Тут я расстался с мистером Микобером и, прощаясь, проем передать мой привет его супруге и детям. Я видел, как он снова уселся на табурет, взял перо и, высвободив подбородок из тугого воротника, чтобы было удобнее писать, принялся за работу. Уходя, я почувствовал, что с тех пор, как он вступил в свои новые обязанности, в наших отношениях произошла какая-то перемена и у нас с ним не может быть прежней близости.

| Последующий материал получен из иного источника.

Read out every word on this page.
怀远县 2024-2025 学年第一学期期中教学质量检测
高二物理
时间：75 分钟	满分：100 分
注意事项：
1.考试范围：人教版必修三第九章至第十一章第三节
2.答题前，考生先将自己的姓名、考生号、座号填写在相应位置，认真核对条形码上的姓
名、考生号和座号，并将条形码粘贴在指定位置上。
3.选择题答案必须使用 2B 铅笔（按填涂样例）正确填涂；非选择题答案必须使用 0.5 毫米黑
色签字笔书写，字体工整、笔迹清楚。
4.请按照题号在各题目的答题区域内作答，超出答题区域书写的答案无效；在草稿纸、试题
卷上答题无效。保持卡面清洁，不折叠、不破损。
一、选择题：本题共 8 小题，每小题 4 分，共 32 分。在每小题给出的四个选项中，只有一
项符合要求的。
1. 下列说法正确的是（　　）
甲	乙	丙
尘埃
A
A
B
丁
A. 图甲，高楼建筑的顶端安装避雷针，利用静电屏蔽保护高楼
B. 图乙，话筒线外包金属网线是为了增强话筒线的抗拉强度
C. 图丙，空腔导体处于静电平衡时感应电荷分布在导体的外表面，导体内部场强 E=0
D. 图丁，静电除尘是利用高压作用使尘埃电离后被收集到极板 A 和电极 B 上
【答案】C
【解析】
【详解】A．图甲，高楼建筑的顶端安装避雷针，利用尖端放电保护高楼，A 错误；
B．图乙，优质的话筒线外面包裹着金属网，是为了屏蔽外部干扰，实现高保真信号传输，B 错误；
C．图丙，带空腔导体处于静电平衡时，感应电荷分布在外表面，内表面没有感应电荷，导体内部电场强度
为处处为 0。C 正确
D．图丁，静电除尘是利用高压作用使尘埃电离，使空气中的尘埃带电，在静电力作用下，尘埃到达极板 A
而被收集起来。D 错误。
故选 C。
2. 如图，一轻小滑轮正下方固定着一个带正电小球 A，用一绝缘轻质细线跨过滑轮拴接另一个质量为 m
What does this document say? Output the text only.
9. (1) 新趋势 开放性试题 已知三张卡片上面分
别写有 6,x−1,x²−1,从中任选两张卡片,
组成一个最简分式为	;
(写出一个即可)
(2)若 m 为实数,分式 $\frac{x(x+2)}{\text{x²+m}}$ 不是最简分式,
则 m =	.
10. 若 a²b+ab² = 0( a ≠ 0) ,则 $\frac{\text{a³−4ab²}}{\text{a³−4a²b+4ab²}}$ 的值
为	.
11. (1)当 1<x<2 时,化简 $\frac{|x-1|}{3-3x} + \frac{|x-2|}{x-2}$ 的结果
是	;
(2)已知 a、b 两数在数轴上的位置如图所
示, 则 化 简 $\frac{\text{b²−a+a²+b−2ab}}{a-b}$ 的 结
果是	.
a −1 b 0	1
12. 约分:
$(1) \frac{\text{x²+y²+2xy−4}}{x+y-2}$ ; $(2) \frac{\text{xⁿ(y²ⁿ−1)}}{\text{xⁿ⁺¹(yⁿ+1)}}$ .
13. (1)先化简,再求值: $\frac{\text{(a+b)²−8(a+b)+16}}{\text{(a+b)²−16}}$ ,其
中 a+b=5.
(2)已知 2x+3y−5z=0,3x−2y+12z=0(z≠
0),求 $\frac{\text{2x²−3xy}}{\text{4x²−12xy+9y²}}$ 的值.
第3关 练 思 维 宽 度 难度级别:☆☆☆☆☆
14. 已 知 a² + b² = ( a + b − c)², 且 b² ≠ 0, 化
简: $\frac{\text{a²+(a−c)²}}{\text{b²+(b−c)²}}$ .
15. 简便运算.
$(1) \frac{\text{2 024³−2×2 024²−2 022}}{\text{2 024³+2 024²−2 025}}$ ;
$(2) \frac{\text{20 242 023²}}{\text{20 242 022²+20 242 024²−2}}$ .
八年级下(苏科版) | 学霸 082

В старинной гостиной никого не было, хотя там и видны были следы пребывания миссис Гипп. Я заглянул в комнату Агнессы. Она писала, сидя у камина за красивой старинной конторкой. Моя тень заставила ее поднять глаза. Как радостно было увидеть сияние на ее перед тем серьезном, сосредоточенном лице и быть встреченным с такой лаской, с таким радушием!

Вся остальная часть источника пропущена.